I have a csv file that contains a numpy array in one column. When reading the csv file, the resulting column will be of type character, since it's all wrapped in a string. I'd like to parse it into a separate dataframe to analyse the data.
As csv:
first_column,second_column
a,"[[1,2],[3,4]]"
b,"[[5,6],[7,8]]"
c,"[[9,10],[11,12]]"
As dataframe:
df <- data.frame(first_column = c("a","b","c"),
second_column = c("[[1,2],[3,4]]","[[5,6],[7,8]]","[[9,10],[11,12]]"))

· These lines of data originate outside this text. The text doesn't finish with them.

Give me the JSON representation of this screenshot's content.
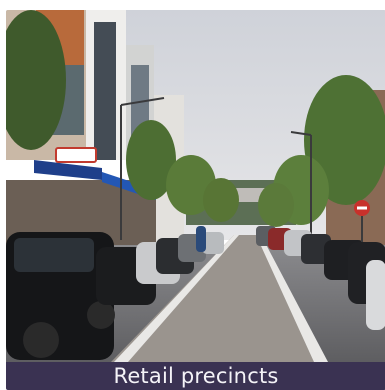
{
  "photo": {
    "subject": "street-scene-photo",
    "colors": {
      "sky": "#d9dbe0",
      "road": "#6f6f72",
      "median": "#8f8a86",
      "caption_background": "#3a3252",
      "caption_text": "#f4f3f7"
    },
    "storefront_sign": "",
    "road_sign_icon": "no-entry-sign-icon"
  },
  "caption": {
    "text": "Retail precincts"
  }
}
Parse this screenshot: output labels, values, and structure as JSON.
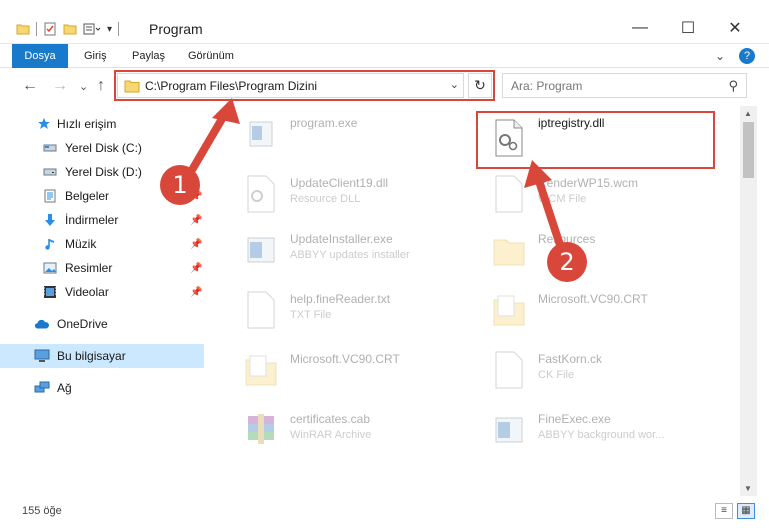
{
  "window": {
    "title": "Program",
    "minimize": "—",
    "maximize": "☐",
    "close": "✕"
  },
  "ribbon": {
    "tabs": [
      "Dosya",
      "Giriş",
      "Paylaş",
      "Görünüm"
    ],
    "collapse": "⌄",
    "help": "?"
  },
  "nav": {
    "back": "←",
    "forward": "→",
    "recent": "⌄",
    "up": "↑",
    "address": "C:\\Program Files\\Program Dizini",
    "address_chevron": "⌄",
    "refresh": "↻",
    "search_placeholder": "Ara: Program",
    "search_icon": "⚲"
  },
  "sidebar": {
    "items": [
      {
        "label": "Hızlı erişim",
        "icon": "star-icon"
      },
      {
        "label": "Yerel Disk (C:)",
        "icon": "drive-icon"
      },
      {
        "label": "Yerel Disk (D:)",
        "icon": "drive-icon"
      },
      {
        "label": "Belgeler",
        "icon": "documents-icon"
      },
      {
        "label": "İndirmeler",
        "icon": "download-icon"
      },
      {
        "label": "Müzik",
        "icon": "music-icon"
      },
      {
        "label": "Resimler",
        "icon": "pictures-icon"
      },
      {
        "label": "Videolar",
        "icon": "videos-icon"
      },
      {
        "label": "OneDrive",
        "icon": "cloud-icon"
      },
      {
        "label": "Bu bilgisayar",
        "icon": "computer-icon"
      },
      {
        "label": "Ağ",
        "icon": "network-icon"
      }
    ],
    "pin": "📌"
  },
  "files": [
    {
      "name": "program.exe",
      "type": ""
    },
    {
      "name": "iptregistry.dll",
      "type": ""
    },
    {
      "name": "UpdateClient19.dll",
      "type": "Resource DLL"
    },
    {
      "name": "RenderWP15.wcm",
      "type": "WCM File"
    },
    {
      "name": "UpdateInstaller.exe",
      "type": "ABBYY updates installer"
    },
    {
      "name": "Resources",
      "type": ""
    },
    {
      "name": "help.fineReader.txt",
      "type": "TXT File"
    },
    {
      "name": "Microsoft.VC90.CRT",
      "type": ""
    },
    {
      "name": "Microsoft.VC90.CRT",
      "type": ""
    },
    {
      "name": "FastKorn.ck",
      "type": "CK File"
    },
    {
      "name": "certificates.cab",
      "type": "WinRAR Archive"
    },
    {
      "name": "FineExec.exe",
      "type": "ABBYY background wor..."
    }
  ],
  "status": {
    "count": "155 öğe"
  },
  "callouts": [
    "1",
    "2"
  ]
}
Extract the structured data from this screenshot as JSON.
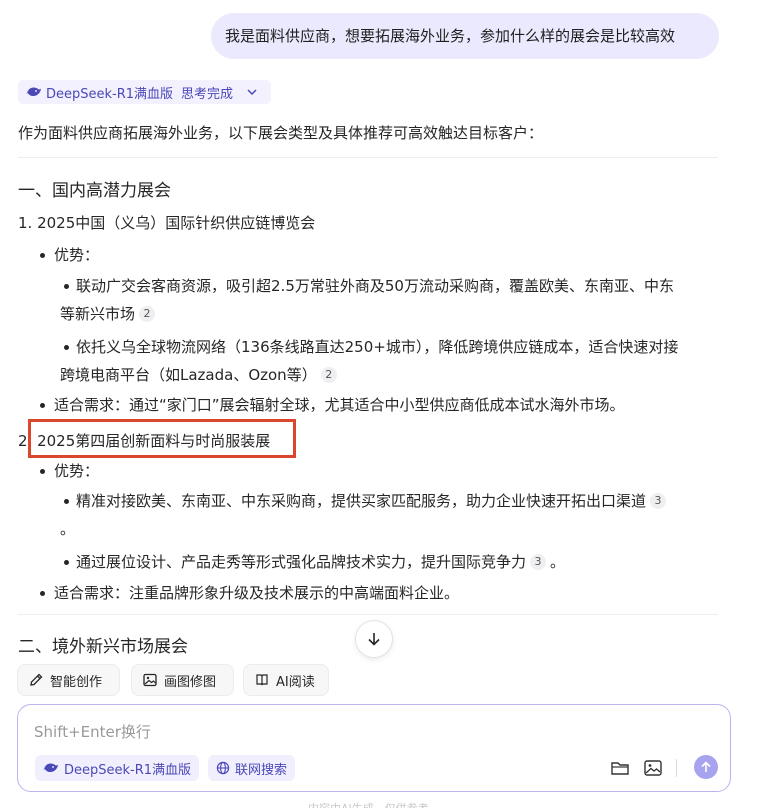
{
  "user_message": "我是面料供应商，想要拓展海外业务，参加什么样的展会是比较高效",
  "model_chip": {
    "name": "DeepSeek-R1满血版",
    "status": "思考完成"
  },
  "answer": {
    "intro": "作为面料供应商拓展海外业务，以下展会类型及具体推荐可高效触达目标客户：",
    "section1_title": "一、国内高潜力展会",
    "item1": {
      "title": "1. 2025中国（义乌）国际针织供应链博览会",
      "advantage_label": "优势：",
      "adv1_line1": "联动广交会客商资源，吸引超2.5万常驻外商及50万流动采购商，覆盖欧美、东南亚、中东",
      "adv1_line2": "等新兴市场",
      "adv1_cite": "2",
      "adv2_line1": "依托义乌全球物流网络（136条线路直达250+城市），降低跨境供应链成本，适合快速对接",
      "adv2_line2": "跨境电商平台（如Lazada、Ozon等）",
      "adv2_cite": "2",
      "fit": "适合需求：通过“家门口”展会辐射全球，尤其适合中小型供应商低成本试水海外市场。"
    },
    "item2": {
      "title": "2. 2025第四届创新面料与时尚服装展",
      "advantage_label": "优势：",
      "adv1_line1": "精准对接欧美、东南亚、中东采购商，提供买家匹配服务，助力企业快速开拓出口渠道",
      "adv1_cite": "3",
      "adv1_line2": "。",
      "adv2_text": "通过展位设计、产品走秀等形式强化品牌技术实力，提升国际竞争力",
      "adv2_cite": "3",
      "adv2_end": "。",
      "fit": "适合需求：注重品牌形象升级及技术展示的中高端面料企业。"
    },
    "section2_title": "二、境外新兴市场展会"
  },
  "tools": [
    {
      "label": "智能创作",
      "icon": "pen-icon"
    },
    {
      "label": "画图修图",
      "icon": "image-icon"
    },
    {
      "label": "AI阅读",
      "icon": "book-icon"
    }
  ],
  "composer": {
    "placeholder": "Shift+Enter换行",
    "model_pill": "DeepSeek-R1满血版",
    "search_pill": "联网搜索"
  },
  "footer_note": "内容由AI生成，仅供参考",
  "colors": {
    "accent": "#4b48b8",
    "bubble": "#eae9fd",
    "highlight": "#d9482d"
  }
}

Since I am unaware of any direct parsing function that could extract arrays from strings, I have started out doing string manipulation.
Remove the outer [] characters:
> df %>% mutate(second_column = str_replace_all(second_column, c("^\\[" = "","]$" = "")))
first_column second_column
1 a [1,2],[3,4]
2 b [5,6],[7,8]
3 c [9,10],[11,12]
However, from now on I don't know how to proceed.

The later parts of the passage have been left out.